Dzisiaj mam małe zamieszanie. Synek jest chory i musiałam odwołać zajęcia oraz wizyta u lekarza nienawidzę lekarzy ale mus to mus!!!
Z dietą jakoś się trzymam chociaż jest coraz ciężej dzisiaj synek zażyczył sobie nugetsy z sosem a później babeczki czekoladowe które włąsnie są w piekarniku, oczywiście nagetsy skończyłam mama a babeczce też się oprę chociaż....nie wątpię heheh.
Coś forum zanika już dzisiaj znalazłam Nas na 3 stronie :( dziewczynki do roboty jak tam wasze wagi?
- Dołączył: 2008-04-01
- Miasto: Poznań
- Liczba postów: 7939
11 kwietnia 2011, 14:38
hejka!
Moja waga dziś to 107,3 mały spadek ale czego chcieć po tych wszystkich szaleństwach.
wczoraj było wzorowo, bez ćwiczeń jednak :(
a dziś porażka po całości:( śniadanie wzorowe, później jedno ciasteczko, drugie, trzecie, wafelek, biszkopcik, paluszki.....nie będę kończyć
powiem tylko tyle że ciocia coś się chyba zapowiada :(
no nic właśnie mymlam sobie karmelka, dziś już nic do ust nie włożę, w razie mocnego głodu, jabłko dziękuję.
P.S. dziewczyny podawajcie swoje kilogramy
- Dołączył: 2008-04-01
- Miasto: Poznań
- Liczba postów: 7939
11 kwietnia 2011, 14:39
lalka szkoda że się nie chciałaś zważyć, no bo przecież każda z nas ma @ więc każda kiedyś przytyje na chwilę 2 kg :P
- Dołączył: 2011-03-12
- Miasto: Lublin
- Liczba postów: 883
11 kwietnia 2011, 14:41
jutro sie zwazę:D
Esme..ja nie szukam na forum tylko dodałam do obserwowanych ..bo faktycznie cichutko sie zrobiło..
11 kwietnia 2011, 15:55
lalka321 no tak dobry pomysł nie wpadłam na to heheh.

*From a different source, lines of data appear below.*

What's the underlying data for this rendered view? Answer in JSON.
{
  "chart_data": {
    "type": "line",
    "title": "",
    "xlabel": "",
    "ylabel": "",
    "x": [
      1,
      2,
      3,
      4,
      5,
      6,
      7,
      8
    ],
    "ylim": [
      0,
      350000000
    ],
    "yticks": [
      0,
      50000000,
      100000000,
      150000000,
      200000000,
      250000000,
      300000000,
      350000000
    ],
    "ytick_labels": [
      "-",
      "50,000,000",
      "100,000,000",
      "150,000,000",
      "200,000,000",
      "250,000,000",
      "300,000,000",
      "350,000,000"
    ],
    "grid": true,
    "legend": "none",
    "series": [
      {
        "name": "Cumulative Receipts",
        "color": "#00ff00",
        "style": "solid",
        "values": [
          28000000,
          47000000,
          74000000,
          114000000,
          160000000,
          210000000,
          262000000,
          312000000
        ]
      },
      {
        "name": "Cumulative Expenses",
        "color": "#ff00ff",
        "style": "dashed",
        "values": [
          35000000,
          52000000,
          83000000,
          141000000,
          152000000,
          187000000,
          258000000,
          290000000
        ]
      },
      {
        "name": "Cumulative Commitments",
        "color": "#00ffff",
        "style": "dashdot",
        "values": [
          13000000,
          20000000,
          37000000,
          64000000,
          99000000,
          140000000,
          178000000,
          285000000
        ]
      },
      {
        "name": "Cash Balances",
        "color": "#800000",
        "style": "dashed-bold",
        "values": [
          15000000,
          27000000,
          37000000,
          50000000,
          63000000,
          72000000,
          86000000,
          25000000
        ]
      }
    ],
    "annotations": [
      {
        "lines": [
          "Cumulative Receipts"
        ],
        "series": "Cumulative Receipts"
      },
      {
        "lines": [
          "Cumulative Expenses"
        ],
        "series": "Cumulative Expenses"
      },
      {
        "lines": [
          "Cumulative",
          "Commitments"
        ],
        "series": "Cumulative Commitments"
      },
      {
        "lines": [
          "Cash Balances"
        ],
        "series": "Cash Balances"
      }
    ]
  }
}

Oj jaśmina jaśmina nie ładnie co to za dieta rozumiem można się skusić na coś małego ale tyle!!! jeśli się jest na diecie nie można podjadać bo żołądek kumuluje to kalorie i później ma wolniejszy metabolizm. Ja nie mówię że jestem święta bo też wpadki mi się zdarzają i później żałuję wiadomo. Ale co to za dieta jak od rana czy do południa jemy słodkości a później stwierdzamy że do wieczora nic nie jemy to nic nie da!!! I Jaśminka i to co wczoraj było takie wzorowe to dzisiaj nadrobiłaś z nadwyżką szkoda!!!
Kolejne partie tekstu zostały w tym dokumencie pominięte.